Shrimp, eel and trout, presented as a graceful 19th century still life, have all been treated lightly, if at all. The prawns are exceptionally large and have been steamed and left to cool. With a dollop of homemade mayonnaise, this, the Academy version, is my final chosen supper. Until it does, the roast prime rib is pressed. Pink in the middle, golden and slightly charred on the outside, the centimeter-thick slices – there are two of them – come with plenty of juice and a tablespoon of horseradish sauce. The sky is complete with the arrival of the crispiest roasts ever and a silence sweeps the room. I can’t ignore the side dish of root vegetables and buttered cabbage as its content is memorable. The turnip, carrots, celeriac and cabbage are so, not too crunchy to be undercooked and also not on the verge of mush.

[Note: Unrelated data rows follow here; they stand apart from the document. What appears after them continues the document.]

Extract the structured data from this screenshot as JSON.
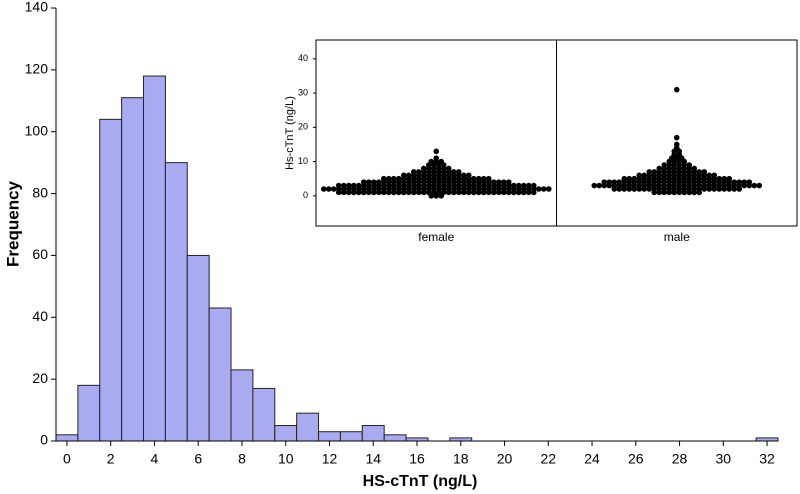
{
  "chart_data": [
    {
      "type": "histogram",
      "xlabel": "HS-cTnT (ng/L)",
      "ylabel": "Frequency",
      "bins": [
        -0.5,
        0.5,
        1.5,
        2.5,
        3.5,
        4.5,
        5.5,
        6.5,
        7.5,
        8.5,
        9.5,
        10.5,
        11.5,
        12.5,
        13.5,
        14.5,
        15.5,
        16.5,
        17.5,
        18.5,
        19.5,
        20.5,
        21.5,
        22.5,
        23.5,
        24.5,
        25.5,
        26.5,
        27.5,
        28.5,
        29.5,
        30.5,
        31.5,
        32.5
      ],
      "values": [
        2,
        18,
        104,
        111,
        118,
        90,
        60,
        43,
        23,
        17,
        5,
        9,
        3,
        3,
        5,
        2,
        1,
        0,
        1,
        0,
        0,
        0,
        0,
        0,
        0,
        0,
        0,
        0,
        0,
        0,
        0,
        0,
        1
      ],
      "color": "#aaaaf0",
      "xlim": [
        -0.5,
        32.5
      ],
      "xticks": [
        0,
        2,
        4,
        6,
        8,
        10,
        12,
        14,
        16,
        18,
        20,
        22,
        24,
        26,
        28,
        30,
        32
      ],
      "ylim": [
        0,
        140
      ],
      "yticks": [
        0,
        20,
        40,
        60,
        80,
        100,
        120,
        140
      ],
      "grid": false
    },
    {
      "type": "beeswarm",
      "ylabel": "Hs-cTnT (ng/L)",
      "color": "#000000",
      "ylim": [
        -8.8,
        45.5
      ],
      "yticks": [
        0,
        10,
        20,
        30,
        40
      ],
      "groups": [
        {
          "name": "female",
          "levels": [
            0,
            1,
            2,
            3,
            4,
            5,
            6,
            7,
            8,
            9,
            10,
            11,
            13
          ],
          "counts": [
            3,
            40,
            46,
            40,
            30,
            22,
            14,
            10,
            6,
            4,
            3,
            1,
            1
          ]
        },
        {
          "name": "male",
          "levels": [
            1,
            2,
            3,
            4,
            5,
            6,
            7,
            8,
            9,
            10,
            11,
            12,
            13,
            14,
            15,
            17,
            31
          ],
          "counts": [
            10,
            26,
            34,
            30,
            22,
            16,
            12,
            8,
            6,
            4,
            3,
            2,
            2,
            1,
            1,
            1,
            1
          ]
        }
      ]
    }
  ]
}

At this point, a meringue of such proportions is delivered and I’m confident that Jeremy Lee is now taking the mick away from us, in a benevolent, generous and loving way, of course.
Even if you came out of three years at UU with just this simple dinner under your belt, I’d say your future in the restaurant business would be sealed. Look for the remaining dinner parties in the series and be sure to attend at least one of them.